Anyway, that would help with its capabilities in this area, but it might be just a teensy bit dangerous to teach an LLM to do R&D like this without putting it in an air-gapped virtual sandbox, unless you can figure out how to solve alignment first.

Replies from: Gunnar_Zarncke
comment by Gunnar_Zarncke · 2023-04-13T22:15:49.793Z · LW(p) · GW(p)

I agree. A while back, I asked Does non-access to outputs prevent recursive self-improvement? [LW · GW] I think that letting such systems learn from experiments with the real world is very dangerous.

comment by Raemon · 2023-04-13T17:55:06.760Z · LW(p) · GW(p)

fwiw I'm kinda less interested in prompts like this (which... just obviously won't work, and are maybe funny but not particularly informative) and more interested in people experimenting with what sort of simpler tasks it can actually reliably do.

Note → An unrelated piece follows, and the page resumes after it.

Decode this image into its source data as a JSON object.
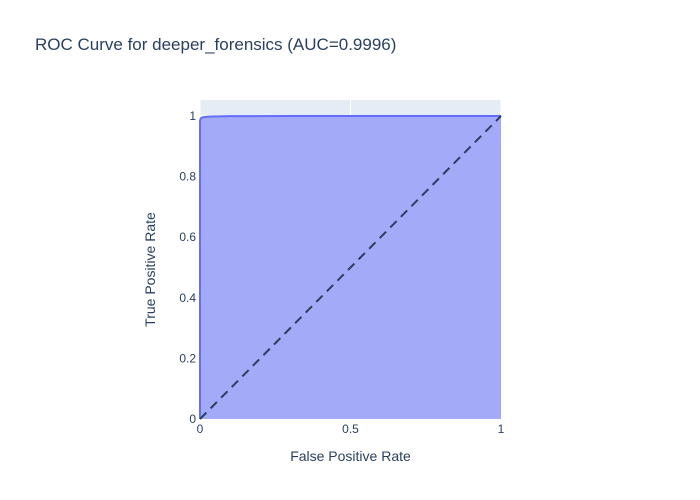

Replies from: Gunnar_Zarncke
comment by Gunnar_Zarncke · 2023-04-13T22:17:59.790Z · LW(p) · GW(p)

Maybe I should have posted this as a Shortform. Sorry. I don't have much time these days to polish a post but I thought: Better post it than not. 

comment by Mitchell_Porter · 2023-04-13T12:48:11.730Z · LW(p) · GW(p)

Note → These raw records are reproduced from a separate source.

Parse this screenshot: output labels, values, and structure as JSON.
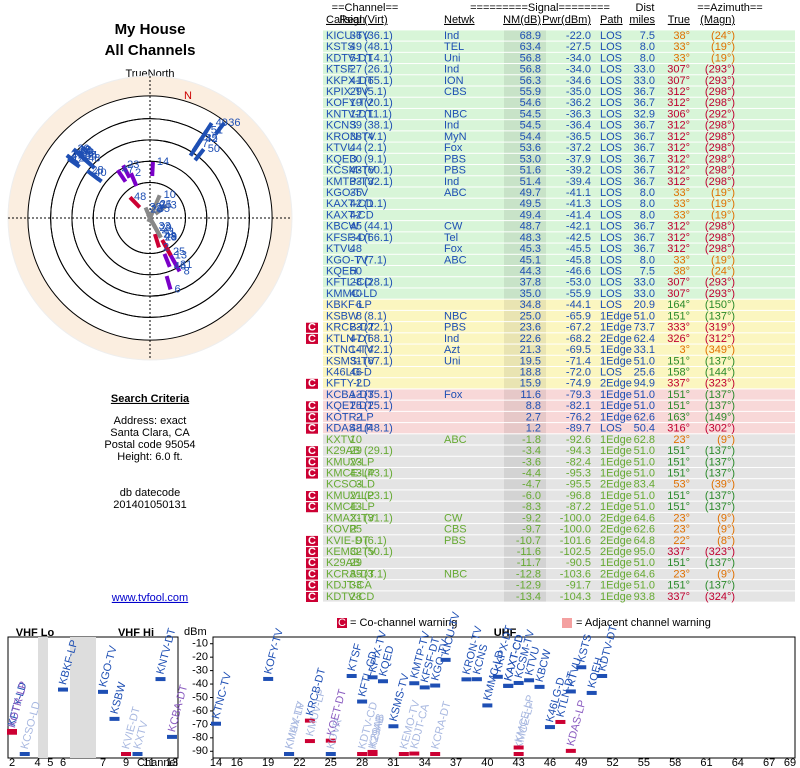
{
  "left": {
    "title": "My House",
    "subtitle": "All Channels",
    "north_label": "TrueNorth",
    "n": "N",
    "criteria_title": "Search Criteria",
    "criteria": [
      "Address: exact",
      "Santa Clara, CA",
      "Postal code 95054",
      "Height: 6.0 ft."
    ],
    "datecode_label": "db datecode",
    "datecode": "201401050131",
    "link": "www.tvfool.com"
  },
  "table": {
    "header1": [
      "==Channel==",
      "=========Signal========",
      "Dist",
      "==Azimuth=="
    ],
    "header2": [
      "Callsign",
      "Real",
      "(Virt)",
      "Netwk",
      "NM(dB)",
      "Pwr(dBm)",
      "Path",
      "miles",
      "True",
      "(Magn)"
    ],
    "rows": [
      [
        null,
        "KICU-TV",
        "36",
        "(36.1)",
        "Ind",
        "68.9",
        "-22.0",
        "LOS",
        "7.5",
        "38°",
        "(24°)"
      ],
      [
        null,
        "KSTS",
        "49",
        "(48.1)",
        "TEL",
        "63.4",
        "-27.5",
        "LOS",
        "8.0",
        "33°",
        "(19°)"
      ],
      [
        null,
        "KDTV-DT",
        "51",
        "(14.1)",
        "Uni",
        "56.8",
        "-34.0",
        "LOS",
        "8.0",
        "33°",
        "(19°)"
      ],
      [
        null,
        "KTSF",
        "27",
        "(26.1)",
        "Ind",
        "56.8",
        "-34.0",
        "LOS",
        "33.0",
        "307°",
        "(293°)"
      ],
      [
        null,
        "KKPX-DT",
        "41",
        "(65.1)",
        "ION",
        "56.3",
        "-34.6",
        "LOS",
        "33.0",
        "307°",
        "(293°)"
      ],
      [
        null,
        "KPIX-TV",
        "29",
        "(5.1)",
        "CBS",
        "55.9",
        "-35.0",
        "LOS",
        "36.7",
        "312°",
        "(298°)"
      ],
      [
        null,
        "KOFY-TV",
        "19",
        "(20.1)",
        null,
        "54.6",
        "-36.2",
        "LOS",
        "36.7",
        "312°",
        "(298°)"
      ],
      [
        null,
        "KNTV-DT",
        "12",
        "(11.1)",
        "NBC",
        "54.5",
        "-36.3",
        "LOS",
        "32.9",
        "306°",
        "(292°)"
      ],
      [
        null,
        "KCNS",
        "39",
        "(38.1)",
        "Ind",
        "54.5",
        "-36.4",
        "LOS",
        "36.7",
        "312°",
        "(298°)"
      ],
      [
        null,
        "KRON-TV",
        "38",
        "(4.1)",
        "MyN",
        "54.4",
        "-36.5",
        "LOS",
        "36.7",
        "312°",
        "(298°)"
      ],
      [
        null,
        "KTVU",
        "44",
        "(2.1)",
        "Fox",
        "53.6",
        "-37.2",
        "LOS",
        "36.7",
        "312°",
        "(298°)"
      ],
      [
        null,
        "KQED",
        "30",
        "(9.1)",
        "PBS",
        "53.0",
        "-37.9",
        "LOS",
        "36.7",
        "312°",
        "(298°)"
      ],
      [
        null,
        "KCSM-TV",
        "43",
        "(60.1)",
        "PBS",
        "51.6",
        "-39.2",
        "LOS",
        "36.7",
        "312°",
        "(298°)"
      ],
      [
        null,
        "KMTP-TV",
        "33",
        "(32.1)",
        "Ind",
        "51.4",
        "-39.4",
        "LOS",
        "36.7",
        "312°",
        "(298°)"
      ],
      [
        null,
        "KGO-TV",
        "35",
        null,
        "ABC",
        "49.7",
        "-41.1",
        "LOS",
        "8.0",
        "33°",
        "(19°)"
      ],
      [
        null,
        "KAXT-CD",
        "42",
        "(1.1)",
        null,
        "49.5",
        "-41.3",
        "LOS",
        "8.0",
        "33°",
        "(19°)"
      ],
      [
        null,
        "KAXT-CD",
        "42",
        null,
        null,
        "49.4",
        "-41.4",
        "LOS",
        "8.0",
        "33°",
        "(19°)"
      ],
      [
        null,
        "KBCW",
        "45",
        "(44.1)",
        "CW",
        "48.7",
        "-42.1",
        "LOS",
        "36.7",
        "312°",
        "(298°)"
      ],
      [
        null,
        "KFSF-DT",
        "34",
        "(66.1)",
        "Tel",
        "48.3",
        "-42.5",
        "LOS",
        "36.7",
        "312°",
        "(298°)"
      ],
      [
        null,
        "KTVU",
        "48",
        null,
        "Fox",
        "45.3",
        "-45.5",
        "LOS",
        "36.7",
        "312°",
        "(298°)"
      ],
      [
        null,
        "KGO-TV",
        "7",
        "(7.1)",
        "ABC",
        "45.1",
        "-45.8",
        "LOS",
        "8.0",
        "33°",
        "(19°)"
      ],
      [
        null,
        "KQEH",
        "50",
        null,
        null,
        "44.3",
        "-46.6",
        "LOS",
        "7.5",
        "38°",
        "(24°)"
      ],
      [
        null,
        "KFTL-CD",
        "28",
        "(28.1)",
        null,
        "37.8",
        "-53.0",
        "LOS",
        "33.0",
        "307°",
        "(293°)"
      ],
      [
        null,
        "KMMC-LD",
        "40",
        null,
        null,
        "35.0",
        "-55.9",
        "LOS",
        "33.0",
        "307°",
        "(293°)"
      ],
      [
        null,
        "KBKF-LP",
        "6",
        null,
        null,
        "34.8",
        "-44.1",
        "LOS",
        "20.9",
        "164°",
        "(150°)"
      ],
      [
        null,
        "KSBW",
        "8",
        "(8.1)",
        "NBC",
        "25.0",
        "-65.9",
        "1Edge",
        "51.0",
        "151°",
        "(137°)"
      ],
      [
        "C",
        "KRCB-DT",
        "23",
        "(22.1)",
        "PBS",
        "23.6",
        "-67.2",
        "1Edge",
        "73.7",
        "333°",
        "(319°)"
      ],
      [
        "C",
        "KTLN-DT",
        "47",
        "(68.1)",
        "Ind",
        "22.6",
        "-68.2",
        "2Edge",
        "62.4",
        "326°",
        "(312°)"
      ],
      [
        null,
        "KTNC-TV",
        "14",
        "(42.1)",
        "Azt",
        "21.3",
        "-69.5",
        "1Edge",
        "33.1",
        "3°",
        "(349°)"
      ],
      [
        null,
        "KSMS-TV",
        "31",
        "(67.1)",
        "Uni",
        "19.5",
        "-71.4",
        "1Edge",
        "51.0",
        "151°",
        "(137°)"
      ],
      [
        null,
        "K46LG-D",
        "46",
        null,
        null,
        "18.8",
        "-72.0",
        "LOS",
        "25.6",
        "158°",
        "(144°)"
      ],
      [
        "C",
        "KFTY-LD",
        "2",
        null,
        null,
        "15.9",
        "-74.9",
        "2Edge",
        "94.9",
        "337°",
        "(323°)"
      ],
      [
        null,
        "KCBA-DT",
        "13",
        "(35.1)",
        "Fox",
        "11.6",
        "-79.3",
        "1Edge",
        "51.0",
        "151°",
        "(137°)"
      ],
      [
        "C",
        "KQET-DT",
        "25",
        "(25.1)",
        null,
        "8.8",
        "-82.1",
        "1Edge",
        "51.0",
        "151°",
        "(137°)"
      ],
      [
        "C",
        "KOTR-LP",
        "2",
        null,
        null,
        "2.7",
        "-76.2",
        "1Edge",
        "62.6",
        "163°",
        "(149°)"
      ],
      [
        "C",
        "KDAS-LP",
        "48",
        "(48.1)",
        null,
        "1.2",
        "-89.7",
        "LOS",
        "50.4",
        "316°",
        "(302°)"
      ],
      [
        null,
        "KXTV",
        "10",
        null,
        "ABC",
        "-1.8",
        "-92.6",
        "1Edge",
        "62.8",
        "23°",
        "(9°)"
      ],
      [
        "C",
        "K29AB",
        "29",
        "(29.1)",
        null,
        "-3.4",
        "-94.3",
        "1Edge",
        "51.0",
        "151°",
        "(137°)"
      ],
      [
        "C",
        "KMUV-LP",
        "23",
        null,
        null,
        "-3.6",
        "-82.4",
        "1Edge",
        "51.0",
        "151°",
        "(137°)"
      ],
      [
        "C",
        "KMCE-LP",
        "43",
        "(43.1)",
        null,
        "-4.4",
        "-95.3",
        "1Edge",
        "51.0",
        "151°",
        "(137°)"
      ],
      [
        null,
        "KCSO-LD",
        "3",
        null,
        null,
        "-4.7",
        "-95.5",
        "2Edge",
        "83.4",
        "53°",
        "(39°)"
      ],
      [
        "C",
        "KMUV-LP",
        "21",
        "(23.1)",
        null,
        "-6.0",
        "-96.8",
        "1Edge",
        "51.0",
        "151°",
        "(137°)"
      ],
      [
        "C",
        "KMCE-LP",
        "43",
        null,
        null,
        "-8.3",
        "-87.2",
        "1Edge",
        "51.0",
        "151°",
        "(137°)"
      ],
      [
        null,
        "KMAX-TV",
        "21",
        "(31.1)",
        "CW",
        "-9.2",
        "-100.0",
        "2Edge",
        "64.6",
        "23°",
        "(9°)"
      ],
      [
        null,
        "KOVR",
        "25",
        null,
        "CBS",
        "-9.7",
        "-100.0",
        "2Edge",
        "62.6",
        "23°",
        "(9°)"
      ],
      [
        "C",
        "KVIE-DT",
        "9",
        "(6.1)",
        "PBS",
        "-10.7",
        "-101.6",
        "2Edge",
        "64.8",
        "22°",
        "(8°)"
      ],
      [
        "C",
        "KEMO-TV",
        "32",
        "(50.1)",
        null,
        "-11.6",
        "-102.5",
        "2Edge",
        "95.0",
        "337°",
        "(323°)"
      ],
      [
        "C",
        "K29AB",
        "29",
        null,
        null,
        "-11.7",
        "-90.5",
        "1Edge",
        "51.0",
        "151°",
        "(137°)"
      ],
      [
        "C",
        "KCRA-DT",
        "35",
        "(3.1)",
        "NBC",
        "-12.8",
        "-103.6",
        "2Edge",
        "64.6",
        "23°",
        "(9°)"
      ],
      [
        "C",
        "KDJT-CA",
        "33",
        null,
        null,
        "-12.9",
        "-91.7",
        "1Edge",
        "51.0",
        "151°",
        "(137°)"
      ],
      [
        "C",
        "KDTV-CD",
        "28",
        null,
        null,
        "-13.4",
        "-104.3",
        "1Edge",
        "93.8",
        "337°",
        "(324°)"
      ]
    ]
  },
  "chart_data": {
    "type": "spectrum",
    "vhf_lo": "VHF Lo",
    "vhf_hi": "VHF Hi",
    "uhf": "UHF",
    "y_label": "dBm",
    "x_label": "Channel",
    "legend": [
      "C",
      "= Co-channel warning",
      "= Adjacent channel warning"
    ],
    "ylim": [
      -5,
      -95
    ],
    "yticks": [
      -10,
      -20,
      -30,
      -40,
      -50,
      -60,
      -70,
      -80,
      -90
    ],
    "vhf_ticks": [
      2,
      4,
      5,
      6,
      7,
      9,
      11,
      13
    ],
    "uhf_xlim": [
      14,
      69
    ],
    "uhf_ticks": [
      14,
      16,
      19,
      22,
      25,
      28,
      31,
      34,
      37,
      40,
      43,
      46,
      49,
      52,
      55,
      58,
      61,
      64,
      67,
      69
    ]
  }
}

They ask the user to provide their own OpenAI API key. Is that wise? I am not a paid subscriber to OpenAI, so I haven't experienced how it works, but handing over one's key... won't that become risky at some point? 

Replies from: lahwran, nathan-helm-burger
comment by the gears to ascension (lahwran) · 2023-04-13T16:47:43.015Z · LW(p) · GW(p)

it's risky now. audit code before running it.

comment by Nathan Helm-Burger (nathan-helm-burger) · 2023-04-13T16:14:34.737Z · LW(p) · GW(p)

The code is open source. You can download and run it yourself, using your private API key. The statement about giving them your API key is confusing, since that's not actually how it works.

Replies from: menacesinned
comment by MenaceSinned (menacesinned) · 2023-04-23T09:28:09.941Z · LW(p) · GW(p)

You can download the model? You mean they’re not using GPT4 in the background?

Replies from: nathan-helm-burger
comment by Nathan Helm-Burger (nathan-helm-burger) · 2023-04-26T17:09:48.277Z · LW(p) · GW(p)

No, you can download the wrapper code, and interface your copy of the wrapper code with GPT4 using your private API key. Meaning you don't give your API key to anyone else, and you can modify that wrapper code however you see fit.